Community Notebook
Bang, Bang, Baby
Burke Heffner and Veronica Varlow run with Revolver


Burke Heffner and Veronica Varlow
A 1920s Victrola is perched on a cabinet in one corner of the room. Burke Heffner proudly flips open a volume of vintage records and shows it to me, handling it as a most cherished possession. He appears to have stepped out of an earlier epoch himself, sporting a stubby, über-wide necktie. “It’s the future in ties,” he announces.
In strolls Veronica Varlow, a femme fatale in back-seamed stockings and jet-black Bettie Page bangs. Her lips, like the wall behind her, are blood red. She seductively settles back in a Merlot-hued wingback chair, tucking her long legs up beside her and taking a sip of tea. Heffner, her partner-in-crime, plants himself in the adjacent, identical chair and nurses his own steaming cup.
“What kind of tea is that?” I ask.
Heffner replies, sheepishly, “Whispering Heaven.”
Varlow lets out an exuberant laugh. “Um...Can you make us sound a little more hardcore? Like we’re drinking whiskey?”
“Only if you’re actually drinking whiskey,” I reply.
Contemplating the forthcoming barrage of questions, Heffner retorts, “Oh, it’s not worth it!”

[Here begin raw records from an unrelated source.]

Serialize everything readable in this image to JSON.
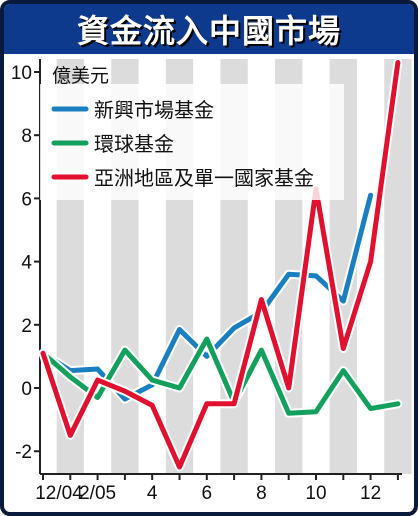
{
  "title": "資金流入中國市場",
  "chart_data": {
    "type": "line",
    "title": "資金流入中國市場",
    "ylabel": "億美元",
    "xlabel": "",
    "ylim": [
      -2.7,
      10.5
    ],
    "yticks": [
      10,
      8,
      6,
      4,
      2,
      0,
      -2
    ],
    "x_tick_labels": [
      {
        "index": 0,
        "label": "12/04"
      },
      {
        "index": 2,
        "label": "2/05"
      },
      {
        "index": 4,
        "label": "4"
      },
      {
        "index": 6,
        "label": "6"
      },
      {
        "index": 8,
        "label": "8"
      },
      {
        "index": 10,
        "label": "10"
      },
      {
        "index": 12,
        "label": "12"
      }
    ],
    "x": [
      "12/04",
      "1/05",
      "2/05",
      "3/05",
      "4/05",
      "5/05",
      "6/05",
      "7/05",
      "8/05",
      "9/05",
      "10/05",
      "11/05",
      "12/05",
      "1/06"
    ],
    "grid": "alternating-vertical-bands",
    "legend_position": "top-left",
    "series": [
      {
        "name": "新興市場基金",
        "color": "#1a7fc1",
        "values": [
          1.1,
          0.55,
          0.6,
          -0.35,
          0.1,
          1.85,
          1.0,
          1.9,
          2.4,
          3.6,
          3.55,
          2.75,
          6.1,
          null
        ]
      },
      {
        "name": "環球基金",
        "color": "#13a05c",
        "values": [
          1.1,
          0.35,
          -0.3,
          1.2,
          0.25,
          0.0,
          1.55,
          -0.45,
          1.2,
          -0.8,
          -0.75,
          0.55,
          -0.65,
          -0.5
        ]
      },
      {
        "name": "亞洲地區及單一國家基金",
        "color": "#e2102f",
        "values": [
          1.1,
          -1.5,
          0.25,
          -0.1,
          -0.55,
          -2.5,
          -0.5,
          -0.5,
          2.8,
          0.0,
          6.3,
          1.25,
          4.0,
          10.3
        ]
      }
    ],
    "series_x_offsets_note_removed": true
  },
  "colors": {
    "title_bar": "#0d3a8c",
    "frame": "#0a1a3c",
    "band": "#dcdcdc"
  }
}
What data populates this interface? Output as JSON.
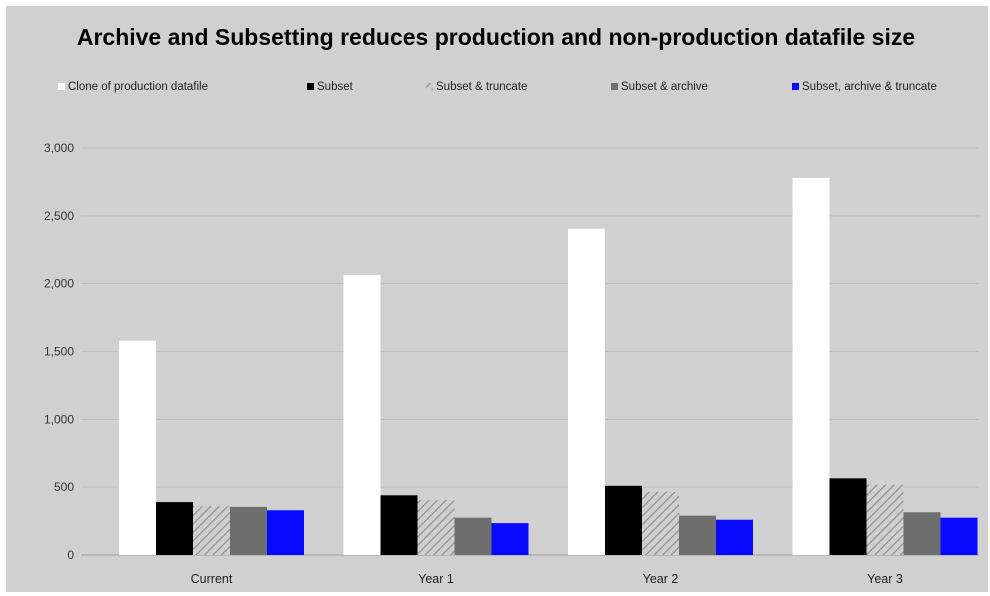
{
  "chart_data": {
    "type": "bar",
    "title": "Archive and Subsetting reduces production and non-production datafile size",
    "categories": [
      "Current",
      "Year 1",
      "Year 2",
      "Year 3"
    ],
    "series": [
      {
        "name": "Clone of production  datafile",
        "color": "#ffffff",
        "pattern": "solid",
        "values": [
          1580,
          2065,
          2405,
          2780
        ]
      },
      {
        "name": "Subset",
        "color": "#000000",
        "pattern": "solid",
        "values": [
          390,
          440,
          510,
          565
        ]
      },
      {
        "name": "Subset & truncate",
        "color": "#b0b0b0",
        "pattern": "hatch",
        "values": [
          360,
          405,
          465,
          520
        ]
      },
      {
        "name": "Subset & archive",
        "color": "#6e6e6e",
        "pattern": "solid",
        "values": [
          355,
          275,
          290,
          315
        ]
      },
      {
        "name": "Subset, archive & truncate",
        "color": "#0a0aff",
        "pattern": "solid",
        "values": [
          330,
          235,
          260,
          275
        ]
      }
    ],
    "yticks": [
      "0",
      "500",
      "1,000",
      "1,500",
      "2,000",
      "2,500",
      "3,000"
    ],
    "ylim": [
      0,
      3000
    ],
    "xlabel": "",
    "ylabel": "",
    "grid": true,
    "legend_position": "top"
  }
}
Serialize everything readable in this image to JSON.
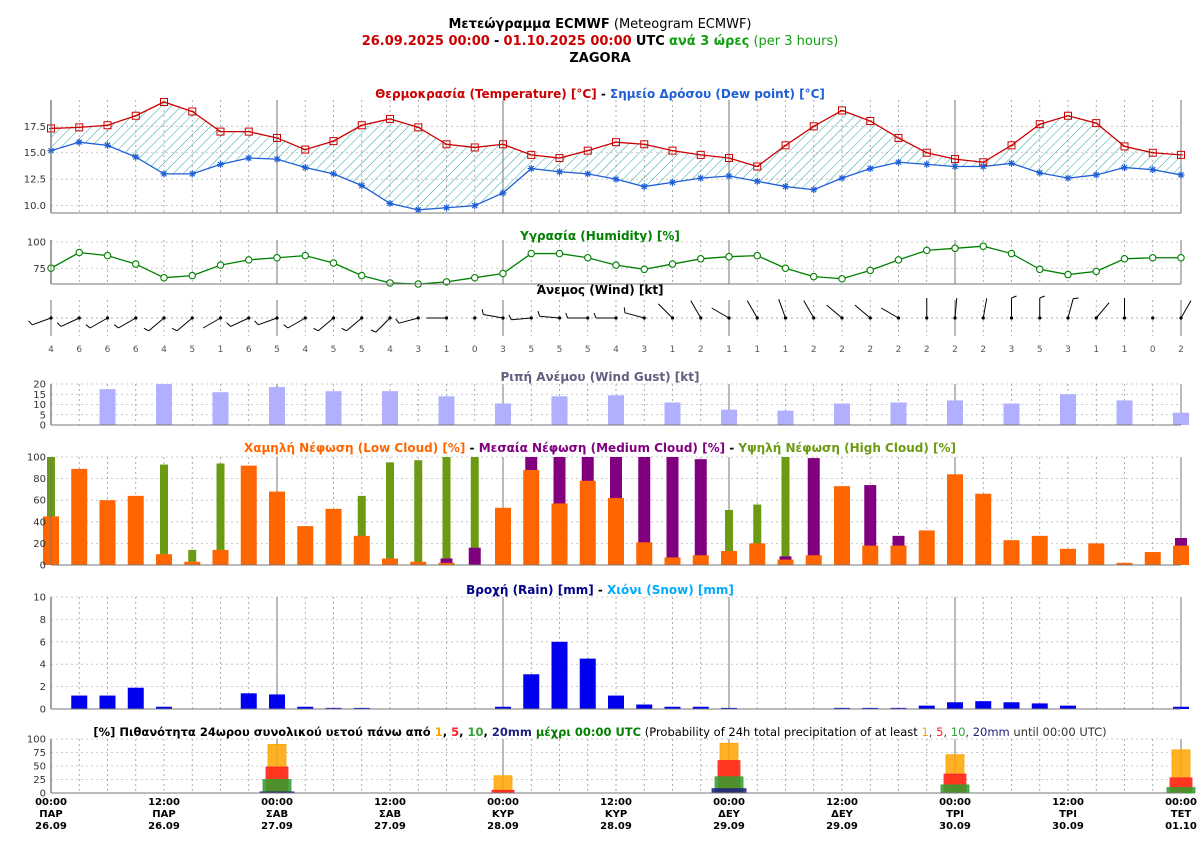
{
  "header": {
    "title_bold": "Μετεώγραμμα ECMWF",
    "title_normal": "(Meteogram ECMWF)",
    "date_from": "26.09.2025 00:00",
    "date_sep": "-",
    "date_to": "01.10.2025 00:00",
    "utc": "UTC",
    "step_gr": "ανά 3 ώρες",
    "step_en": "(per 3 hours)",
    "location": "ZAGORA"
  },
  "colors": {
    "temp": "#cc0000",
    "dew": "#1f5fd6",
    "humidity": "#008000",
    "gust": "#b0b0ff",
    "low_cloud": "#ff6600",
    "mid_cloud": "#800080",
    "high_cloud": "#6b9b13",
    "rain": "#0000ee",
    "snow": "#00aaff",
    "p1": "#ffa500",
    "p5": "#ff2020",
    "p10": "#30a030",
    "p20": "#202080"
  },
  "chart_data": [
    {
      "type": "line",
      "title_parts": [
        "Θερμοκρασία (Temperature) [°C]",
        " - ",
        "Σημείο Δρόσου (Dew point) [°C]"
      ],
      "y_ticks": [
        "10.0",
        "12.5",
        "15.0",
        "17.5"
      ],
      "ylim": [
        9.3,
        19.8
      ],
      "series": [
        {
          "name": "Θερμοκρασία (Temperature) [°C]",
          "values": [
            17.3,
            17.4,
            17.6,
            18.5,
            19.8,
            18.9,
            17.0,
            17.0,
            16.4,
            15.3,
            16.1,
            17.6,
            18.2,
            17.4,
            15.8,
            15.5,
            15.8,
            14.8,
            14.5,
            15.2,
            16.0,
            15.8,
            15.2,
            14.8,
            14.5,
            13.7,
            15.7,
            17.5,
            19.0,
            18.0,
            16.4,
            15.0,
            14.4,
            14.1,
            15.7,
            17.7,
            18.5,
            17.8,
            15.6,
            15.0,
            14.8
          ]
        },
        {
          "name": "Σημείο Δρόσου (Dew point) [°C]",
          "values": [
            15.2,
            16.0,
            15.7,
            14.6,
            13.0,
            13.0,
            13.9,
            14.5,
            14.4,
            13.6,
            13.0,
            11.9,
            10.2,
            9.6,
            9.8,
            10.0,
            11.2,
            13.5,
            13.2,
            13.0,
            12.5,
            11.8,
            12.2,
            12.6,
            12.8,
            12.3,
            11.8,
            11.5,
            12.6,
            13.5,
            14.1,
            13.9,
            13.7,
            13.7,
            14.0,
            13.1,
            12.6,
            12.9,
            13.6,
            13.4,
            12.9
          ]
        }
      ]
    },
    {
      "type": "line",
      "title": "Υγρασία (Humidity) [%]",
      "y_ticks": [
        "75",
        "100"
      ],
      "ylim": [
        60,
        100
      ],
      "series": [
        {
          "name": "Υγρασία (Humidity) [%]",
          "values": [
            75,
            90,
            87,
            79,
            66,
            68,
            78,
            83,
            85,
            87,
            80,
            68,
            61,
            60,
            62,
            66,
            70,
            89,
            89,
            85,
            78,
            74,
            79,
            84,
            86,
            87,
            75,
            67,
            65,
            73,
            83,
            92,
            94,
            96,
            89,
            74,
            69,
            72,
            84,
            85,
            85
          ]
        }
      ]
    },
    {
      "type": "wind",
      "title": "Άνεμος (Wind) [kt]",
      "speed_labels": [
        "4",
        "6",
        "6",
        "6",
        "4",
        "5",
        "1",
        "6",
        "5",
        "4",
        "5",
        "5",
        "4",
        "3",
        "1",
        "0",
        "3",
        "5",
        "5",
        "5",
        "4",
        "3",
        "1",
        "2",
        "1",
        "1",
        "1",
        "2",
        "2",
        "2",
        "2",
        "2",
        "2",
        "2",
        "3",
        "5",
        "3",
        "1",
        "1",
        "0",
        "2"
      ],
      "speed": [
        4,
        6,
        6,
        6,
        4,
        5,
        1,
        6,
        5,
        4,
        5,
        5,
        4,
        3,
        1,
        0,
        3,
        5,
        5,
        5,
        4,
        3,
        1,
        2,
        1,
        1,
        1,
        2,
        2,
        2,
        2,
        2,
        2,
        2,
        3,
        5,
        3,
        1,
        1,
        0,
        2
      ],
      "direction_deg": [
        250,
        245,
        240,
        240,
        230,
        230,
        240,
        245,
        250,
        240,
        230,
        230,
        225,
        255,
        270,
        0,
        280,
        265,
        275,
        270,
        270,
        285,
        315,
        330,
        300,
        330,
        340,
        330,
        310,
        310,
        300,
        0,
        5,
        10,
        0,
        0,
        15,
        40,
        0,
        0,
        30
      ]
    },
    {
      "type": "bar",
      "title": "Ριπή Ανέμου (Wind Gust) [kt]",
      "y_ticks": [
        "0",
        "5",
        "10",
        "15",
        "20"
      ],
      "ylim": [
        0,
        20
      ],
      "x_index": [
        2,
        4,
        6,
        8,
        10,
        12,
        14,
        16,
        18,
        20,
        22,
        24,
        26,
        28,
        30,
        32,
        34,
        36,
        38,
        40
      ],
      "values": [
        17.5,
        20,
        16,
        18.5,
        16.5,
        16.5,
        14,
        10.5,
        14,
        14.5,
        11,
        7.5,
        7,
        10.5,
        11,
        12,
        10.5,
        15,
        12,
        6
      ]
    },
    {
      "type": "bar",
      "title_parts": [
        "Χαμηλή Νέφωση (Low Cloud) [%]",
        " - ",
        "Μεσαία Νέφωση (Medium Cloud) [%]",
        " - ",
        "Υψηλή Νέφωση (High Cloud) [%]"
      ],
      "y_ticks": [
        "0",
        "20",
        "40",
        "60",
        "80",
        "100"
      ],
      "ylim": [
        0,
        100
      ],
      "series": [
        {
          "name": "Χαμηλή Νέφωση (Low Cloud) [%]",
          "values": [
            45,
            89,
            60,
            64,
            10,
            3,
            14,
            92,
            68,
            36,
            52,
            27,
            6,
            3,
            2,
            0,
            53,
            88,
            57,
            78,
            62,
            21,
            7,
            9,
            13,
            20,
            5,
            9,
            73,
            18,
            18,
            32,
            84,
            66,
            23,
            27,
            15,
            20,
            2,
            12,
            18
          ]
        },
        {
          "name": "Μεσαία Νέφωση (Medium Cloud) [%]",
          "values": [
            0,
            0,
            0,
            0,
            0,
            0,
            0,
            0,
            0,
            0,
            0,
            0,
            0,
            0,
            6,
            16,
            0,
            100,
            100,
            100,
            100,
            100,
            100,
            98,
            0,
            0,
            8,
            99,
            0,
            74,
            27,
            0,
            0,
            0,
            0,
            0,
            0,
            0,
            0,
            0,
            25
          ]
        },
        {
          "name": "Υψηλή Νέφωση (High Cloud) [%]",
          "values": [
            100,
            0,
            0,
            0,
            93,
            14,
            94,
            0,
            0,
            0,
            0,
            64,
            95,
            97,
            100,
            100,
            0,
            0,
            0,
            0,
            0,
            0,
            0,
            0,
            51,
            56,
            100,
            0,
            0,
            0,
            0,
            0,
            0,
            0,
            0,
            0,
            0,
            0,
            0,
            0,
            0
          ]
        }
      ]
    },
    {
      "type": "bar",
      "title_parts": [
        "Βροχή (Rain) [mm]",
        " - ",
        "Χιόνι (Snow) [mm]"
      ],
      "y_ticks": [
        "0",
        "2",
        "4",
        "6",
        "8",
        "10"
      ],
      "ylim": [
        0,
        10
      ],
      "series": [
        {
          "name": "Βροχή (Rain) [mm]",
          "values": [
            0,
            1.2,
            1.2,
            1.9,
            0.2,
            0,
            0,
            1.4,
            1.3,
            0.2,
            0.1,
            0.1,
            0,
            0,
            0,
            0,
            0.2,
            3.1,
            6.0,
            4.5,
            1.2,
            0.4,
            0.2,
            0.2,
            0.1,
            0,
            0,
            0,
            0.1,
            0.1,
            0.1,
            0.3,
            0.6,
            0.7,
            0.6,
            0.5,
            0.3,
            0,
            0,
            0,
            0.2
          ]
        },
        {
          "name": "Χιόνι (Snow) [mm]",
          "values": [
            0,
            0,
            0,
            0,
            0,
            0,
            0,
            0,
            0,
            0,
            0,
            0,
            0,
            0,
            0,
            0,
            0,
            0,
            0,
            0,
            0,
            0,
            0,
            0,
            0,
            0,
            0,
            0,
            0,
            0,
            0,
            0,
            0,
            0,
            0,
            0,
            0,
            0,
            0,
            0,
            0
          ]
        }
      ]
    },
    {
      "type": "bar",
      "title_parts": [
        "[%] Πιθανότητα 24ωρου συνολικού υετού πάνω από ",
        "1",
        ", ",
        "5",
        ", ",
        "10",
        ", ",
        "20mm",
        " μέχρι 00:00 UTC",
        " (Probability of 24h total precipitation of at least ",
        "1",
        ", ",
        "5",
        ", ",
        "10",
        ", ",
        "20mm",
        " until 00:00 UTC)"
      ],
      "y_ticks": [
        "0",
        "25",
        "50",
        "75",
        "100"
      ],
      "ylim": [
        0,
        100
      ],
      "x_index": [
        8,
        16,
        24,
        32,
        40
      ],
      "series": [
        {
          "name": "1",
          "values": [
            90,
            32,
            92,
            71,
            80
          ]
        },
        {
          "name": "5",
          "values": [
            48,
            5,
            60,
            35,
            28
          ]
        },
        {
          "name": "10",
          "values": [
            25,
            0,
            30,
            15,
            10
          ]
        },
        {
          "name": "20mm",
          "values": [
            2,
            0,
            8,
            0,
            0
          ]
        }
      ]
    }
  ],
  "x_axis": {
    "labels": [
      [
        "00:00",
        "ΠΑΡ",
        "26.09"
      ],
      [
        "12:00",
        "ΠΑΡ",
        "26.09"
      ],
      [
        "00:00",
        "ΣΑΒ",
        "27.09"
      ],
      [
        "12:00",
        "ΣΑΒ",
        "27.09"
      ],
      [
        "00:00",
        "ΚΥΡ",
        "28.09"
      ],
      [
        "12:00",
        "ΚΥΡ",
        "28.09"
      ],
      [
        "00:00",
        "ΔΕΥ",
        "29.09"
      ],
      [
        "12:00",
        "ΔΕΥ",
        "29.09"
      ],
      [
        "00:00",
        "ΤΡΙ",
        "30.09"
      ],
      [
        "12:00",
        "ΤΡΙ",
        "30.09"
      ],
      [
        "00:00",
        "ΤΕΤ",
        "01.10"
      ]
    ]
  }
}
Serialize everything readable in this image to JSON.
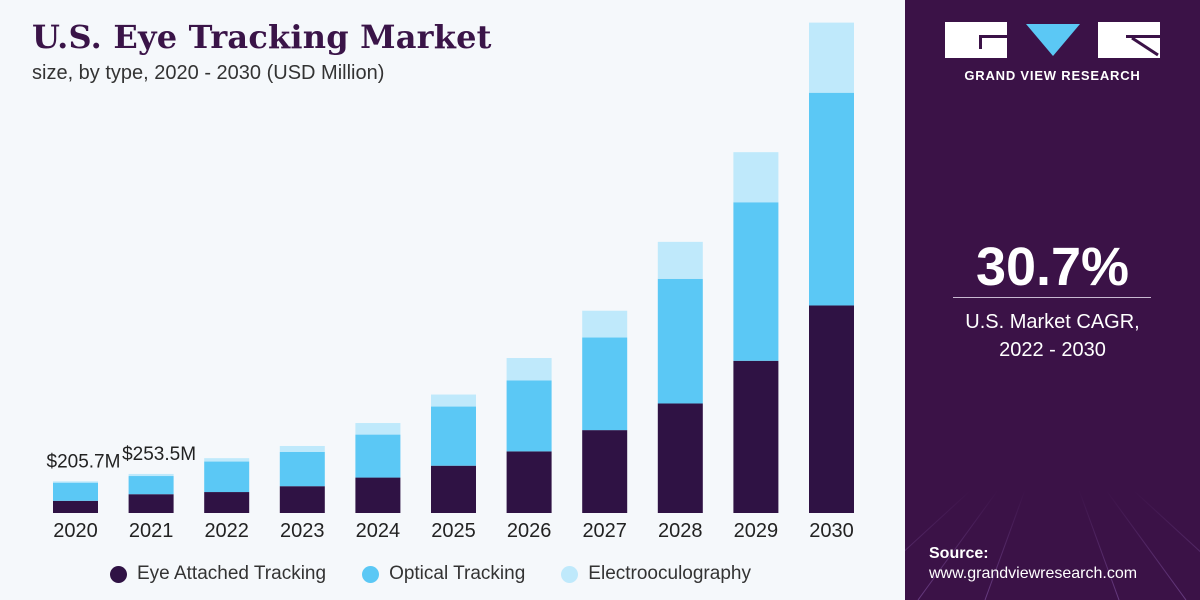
{
  "title": "U.S. Eye Tracking Market",
  "subtitle": "size, by type, 2020 - 2030 (USD Million)",
  "brand": {
    "name": "GRAND VIEW RESEARCH",
    "logo_text": "GVR"
  },
  "cagr": {
    "value": "30.7%",
    "label_line1": "U.S. Market CAGR,",
    "label_line2": "2022 - 2030"
  },
  "source": {
    "title": "Source:",
    "url": "www.grandviewresearch.com"
  },
  "colors": {
    "eye_attached": "#2f1244",
    "optical": "#5bc8f5",
    "electrooculography": "#bfe9fb",
    "side_panel": "#3b1247"
  },
  "chart_data": {
    "type": "bar",
    "stacked": true,
    "title": "U.S. Eye Tracking Market",
    "subtitle": "size, by type, 2020 - 2030 (USD Million)",
    "categories": [
      "2020",
      "2021",
      "2022",
      "2023",
      "2024",
      "2025",
      "2026",
      "2027",
      "2028",
      "2029",
      "2030"
    ],
    "series": [
      {
        "name": "Eye Attached Tracking",
        "color": "#2f1244",
        "values": [
          79,
          122,
          136,
          174,
          230,
          307,
          400,
          538,
          711,
          988,
          1347
        ]
      },
      {
        "name": "Optical Tracking",
        "color": "#5bc8f5",
        "values": [
          118,
          118,
          198,
          222,
          279,
          384,
          461,
          601,
          809,
          1029,
          1381
        ]
      },
      {
        "name": "Electrooculography",
        "color": "#bfe9fb",
        "values": [
          8.7,
          13.5,
          22,
          39,
          75,
          78,
          145,
          174,
          240,
          325,
          455
        ]
      }
    ],
    "data_labels": [
      {
        "category": "2020",
        "text": "$205.7M"
      },
      {
        "category": "2021",
        "text": "$253.5M"
      }
    ],
    "xlabel": "",
    "ylabel": "",
    "ylim": [
      0,
      3200
    ],
    "grid": false,
    "legend": "bottom"
  }
}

Whiskey would seem more befitting to the image these two flashbacks project as they lounge in their boondock cabin in Woodstock. The debonair gentleman and his va-va-voom vixen ooze fantasies of world domination, adventures on the lam, bank heists, seedy bars, smoking pistols, and frantic liaisons. These imaginings, partnered with astronomical creativity, became the seeds of a quasi-autobiographical, yet-to-be-made motion picture, Revolver.
The film’s premise initially emerged from a romantic journal Varlow began the day she met Heffner. She, a model/actress, and he, a filmmaker/photographer, crossed paths in 2000 while working on a short art film, The Catcher in Sleepy Hollow.
“I knew the moment I met him that he was the one,” says Varlow, sparkling. “I knew my entire life was going to change. I spent three days trying to catch his eye and the last day was so pathetic. I was trying desperately to impress him.” Heffner had seemed to ignore her, which only served to stoke the intense yearning Varlow has guzzled on since childhood. Of course, Heffner had noticed her immediately. “I already had her phone number,” he says with a shrug and a smirk. “She thrives on longing in a way that no one I’ve ever met does.”